WiFi-Forge is built on top of mininet-wifi, an 802.11 network emulator that creates virtual access points, stations, and “airwaves” inside Linux network namespaces. Each AP and client is a real Linux process — you can run iwconfig, airodump-ng, tcpdump, even Reaver and Hashcat against the simulated traffic, and every standard tool behaves exactly as if it were touching real radio waves.

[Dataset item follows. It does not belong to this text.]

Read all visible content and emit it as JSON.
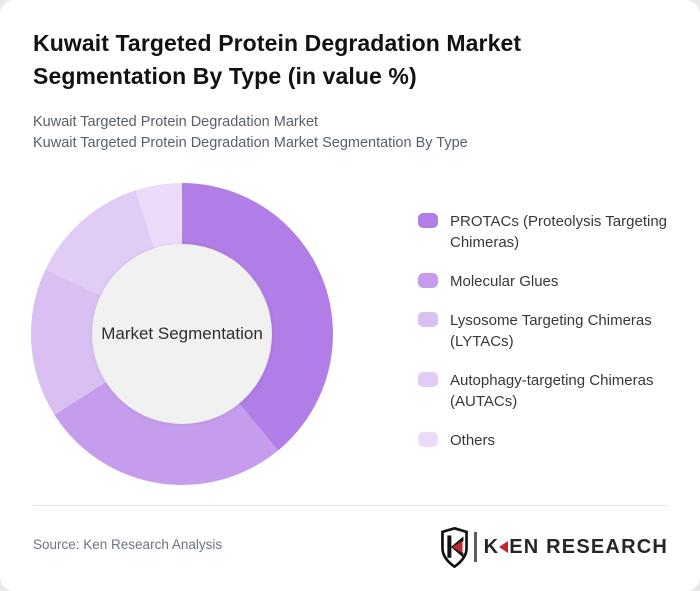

What WiFi-Forge adds on top: pre-built lab topologies, ready-to-run attack scenarios, and a guided structure so you don’t have to design a network from scratch every time you want to practice something.

What you can practice

WiFi-Forge running

The bundled labs cover the common WiFi attack categories:

  • WPA/WPA2 handshake capture — deauth a client, capture the 4-way handshake, crack offline with hashcat or aircrack-ng
  • WPS attacks — PIN brute-force with Reaver, plus Pixie-Dust
  • Evil-twin / Karma — spin up a rogue AP that mimics a target SSID and watch clients auto-connect
  • Deauthentication floods — knock clients off legitimate APs
  • Beacon flooding — spam thousands of fake APs to confuse scanners
  • MAC randomization analysis — see how modern devices try to hide their identity (and where they leak it)
  • PMKID attacks — capture without needing a client to be connected

Each lab boots a specific topology, drops you in a shell, and gives you a small CTF-like objective.

Getting started

git clone https://github.com/blackhillsinfosec/WifiForge
cd WifiForge
sudo ./install.sh
sudo python3 wififorge.py

You’ll need Linux (Ubuntu or Debian works best), Python 3, and root privileges (mininet-wifi uses kernel features). The install script handles the rest of the dependencies — mininet-wifi, aircrack-ng, hashcat, reaver, and so on.

Who it’s for

Wireless lab work

  • OSCP / OSWP students — practice scenarios that mirror exam labs without buying hardware
  • CTF organizers — quickly stand up wireless challenges without provisioning real radios
  • Security trainers — give every student a self-contained lab that resets in seconds
  • Curious developers — finally see what a 4-way handshake actually looks like, with a debugger attached

⚠️ What WiFi-Forge won’t teach you: the physical layer — RF, antenna selection, real-world signal degradation. For that you’ll still eventually want a real card. But for the protocol layer, where 90% of practical attacks live, the simulation is indistinguishable from real traffic.

A note on legality and ethics

This is the kind of project where saying it out loud matters: only use these techniques against networks you own or have explicit written permission to test. WiFi-Forge exists because a simulated lab removes any temptation to “just try it” on the coffee shop next door. The whole point is to learn safely.